Nach einen blutigen Bürgerkrieg rief Mao Zedong am 1. Oktober 1949 die Volksrepublik aus. Der Diktator wollte Chinas wirtschaftliche Misere beenden, eine Hungersnot mit Millionen von Toten war die Folge. Seine Herrschaft war geprägt von Terror und Verbrechen gegen die Menschlichkeit.

Von Benjamin Eyssel | 01.10.2019
    Schwarz-weiß-Archiv-Aufnahme vom 1. Okotber 1949, Großaufnahme vom Tienanmen-Platz, viele Menschen haben sich versammelt, als Mao Zedong die Volksrepublik China ausruft
    Mao Zedong ruft auf dem Tiananmen-Platz, dem Platz am "Tor des Himmlischen Friedens", vor tausenden Soldaten der sogenannten Volksbefreiungsarmee und vielen Schaulustigen die Volksrepublik China aus (dpa / World History Archive / Cover Images)
    Peking, am 1. Oktober 1949. China hat viele blutige Jahre hinter sich. Den Krieg gegen die Japaner – und zuletzt den Bürgerkrieg gegen die Truppen von Chiang Kai-shek. In einem mühsamen Kampf haben die Kommunisten um Mao Zedong den Nationalisten um Chiang Kai-shek die Macht entrissen. Der Kuomintang-General und seine Gefolgsleute zogen sich auf die Insel Taiwan zurück.
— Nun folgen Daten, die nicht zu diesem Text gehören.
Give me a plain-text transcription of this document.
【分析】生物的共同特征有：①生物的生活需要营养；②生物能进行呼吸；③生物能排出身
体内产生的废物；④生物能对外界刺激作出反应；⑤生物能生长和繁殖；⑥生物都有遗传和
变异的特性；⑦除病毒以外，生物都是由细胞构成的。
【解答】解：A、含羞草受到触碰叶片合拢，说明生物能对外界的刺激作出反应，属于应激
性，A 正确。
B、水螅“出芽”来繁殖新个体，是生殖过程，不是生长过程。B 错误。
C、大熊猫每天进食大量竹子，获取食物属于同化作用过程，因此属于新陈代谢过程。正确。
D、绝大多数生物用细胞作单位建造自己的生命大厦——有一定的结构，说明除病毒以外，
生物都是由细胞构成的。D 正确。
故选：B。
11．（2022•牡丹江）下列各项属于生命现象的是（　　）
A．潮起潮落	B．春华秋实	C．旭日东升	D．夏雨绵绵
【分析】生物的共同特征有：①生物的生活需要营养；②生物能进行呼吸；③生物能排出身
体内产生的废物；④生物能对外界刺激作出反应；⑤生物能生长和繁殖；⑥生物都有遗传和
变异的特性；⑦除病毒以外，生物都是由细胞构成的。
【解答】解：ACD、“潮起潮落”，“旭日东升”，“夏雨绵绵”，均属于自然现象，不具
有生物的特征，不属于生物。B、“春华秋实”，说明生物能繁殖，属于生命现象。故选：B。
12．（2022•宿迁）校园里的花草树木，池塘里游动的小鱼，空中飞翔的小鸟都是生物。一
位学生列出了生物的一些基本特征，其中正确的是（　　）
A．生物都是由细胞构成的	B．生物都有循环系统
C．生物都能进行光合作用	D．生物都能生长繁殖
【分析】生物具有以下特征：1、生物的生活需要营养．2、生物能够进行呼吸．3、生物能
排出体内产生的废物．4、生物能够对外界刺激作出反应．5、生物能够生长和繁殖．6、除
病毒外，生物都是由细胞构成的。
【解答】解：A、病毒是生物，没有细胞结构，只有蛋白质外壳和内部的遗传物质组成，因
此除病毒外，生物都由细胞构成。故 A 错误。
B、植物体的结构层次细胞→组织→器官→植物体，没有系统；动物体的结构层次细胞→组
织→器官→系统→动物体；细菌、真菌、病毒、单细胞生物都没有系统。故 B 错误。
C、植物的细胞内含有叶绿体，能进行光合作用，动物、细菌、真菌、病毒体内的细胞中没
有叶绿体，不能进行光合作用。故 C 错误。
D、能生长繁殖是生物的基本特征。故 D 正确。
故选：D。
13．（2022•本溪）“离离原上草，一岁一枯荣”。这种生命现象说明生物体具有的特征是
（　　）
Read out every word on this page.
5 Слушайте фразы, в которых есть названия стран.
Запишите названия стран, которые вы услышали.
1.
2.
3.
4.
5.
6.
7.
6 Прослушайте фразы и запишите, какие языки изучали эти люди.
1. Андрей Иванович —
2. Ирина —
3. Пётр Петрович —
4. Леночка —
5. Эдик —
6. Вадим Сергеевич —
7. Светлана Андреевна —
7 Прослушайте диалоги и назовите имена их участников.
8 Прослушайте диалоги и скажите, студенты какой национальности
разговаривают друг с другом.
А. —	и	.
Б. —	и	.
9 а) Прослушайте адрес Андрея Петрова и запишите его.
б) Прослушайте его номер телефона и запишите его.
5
    Auf dem Tiananmen-Platz, dem Platz am "Tor des Himmlischen Friedens", haben sich an diesem Tag tausende Soldaten der sogenannten Volksbefreiungsarmee und viele Schaulustige versammelt, als Mao die Volksrepublik ausruft und Peking zur neuen Hauptstadt erklärt: "Die Volksrepublik China und die Regierung des Volkes sind heute gegründet worden." Seine Rede ist der Grundstein der bis heute währenden Macht der Kommunisten in China.
    "Jahrzehnte unter Mao sind geprägt vom Verschwinden von zig Millionen Menschen"
    Mao beendet jahrhundertelange Fremdherrschaft, Kolonialismus, Demütigung - so zumindest das Narrativ der Kommunistischen Partei, erklärt der Historiker Frank Dikötter von der Universität Hongkong:
    "Alles bis 1949 war schrecklich. Die Menschen wurden mit Opium vergiftet, von Imperialmächten überfallen und wirtschaftlich ausgehungert. Gott sei Dank kam die Kommunistische Partei und hisste die rote Flagge über dem Tiananmen-Platz." Diktator Mao will die Revolution. Mit dem "Großen Sprung nach vorn" Ende der 50er- und Anfang der 60er-Jahre soll der wirtschaftliche Anschluss an den Westen gelingen. Er gelingt nicht. Im Gegenteil. Die Wirtschaft Chinas wird um Jahre zurückgeworfen. Hunderttausende Menschen sterben – vor allem an Hunger.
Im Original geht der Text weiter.